Induction of low density lipoprotein receptor (LDLR) transcription by oncostatin M is mediated by the extracellular signal-regulated kinase signaling pathway and the repeat 3 element of the LDLR promoter.

Oncostatin M (OM) activates the transcription of the human low density lipoprotein receptor (LDLR) in HepG2 cells through a sterol-independent mechanism.

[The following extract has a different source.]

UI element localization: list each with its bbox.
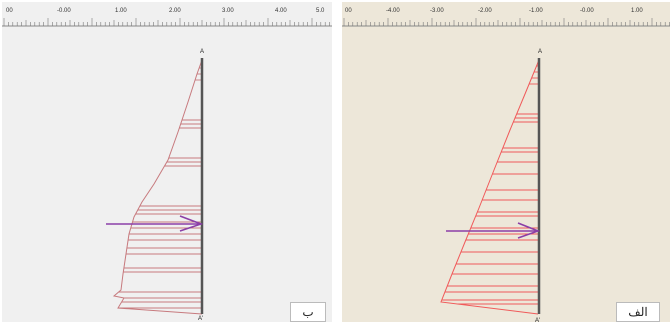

Our previous studies showed that mutations within the repeat 3 sequence of the LDLR promoter significantly decreased OM activity on LDLR promoter luciferase reporter constructs that contain the sterol responsive element-1 (repeat 2) and Sp1 binding sites (repeats 1 and 3). In this study, we investigated the signal transduction pathways that are involved in OM-induced LDLR transcription. In HepG2 cells, OM induced a rapid increase in LDLR mRNA expression, with increases detected at 30 min and maximal induction at 1 h. This OM effect was not blocked by protein synthesis inhibitors, inhibitors of p38 kinase, phosphatidylinositol 3-kinase, or c-Jun N-terminal kinase, but OM activity was completely abolished by pretreating cells with inhibitors of the extracellular signal-regulated kinase (ERK) kinase (mitogen/ERK kinase (MEK)). To investigate whether the repeat 3 sequence of the LDLR promoter is the OM-responsive element that converts ERK activation at the promoter level, three luciferase reporters, pLDLR-TATA containing only the TATA-like elements of the promoter, pLDLR-R3 containing repeat 3 and the TATA-like elements, and pLDLR-234 containing repeats 1, 2, 3 and the TATA-like elements were constructed and transiently transfected into HepG2 cells. OM had no effect on the basal promoter construct pLDLR-TATA; however, including a single copy of repeat 3 sequence in the TATA vector (pLDLR-R3) resulted in a full OM response. The activity of OM on pLDLR-R3 was identical to that of pLDLR-234. Importantly, the ability of OM to increase luciferase activities in both pLDLR-R3- and pLDLR-234-transfected cells was blocked in a dose-dependent manner by inhibition of MEK. These results demonstrate that the mitogen-activated protein kinase MEK/ERK cascade is the essential signaling pathway by which OM activates LDLR gene transcription and provide the first evidence that the repeat 3 element is a new downstream target of ERK activation.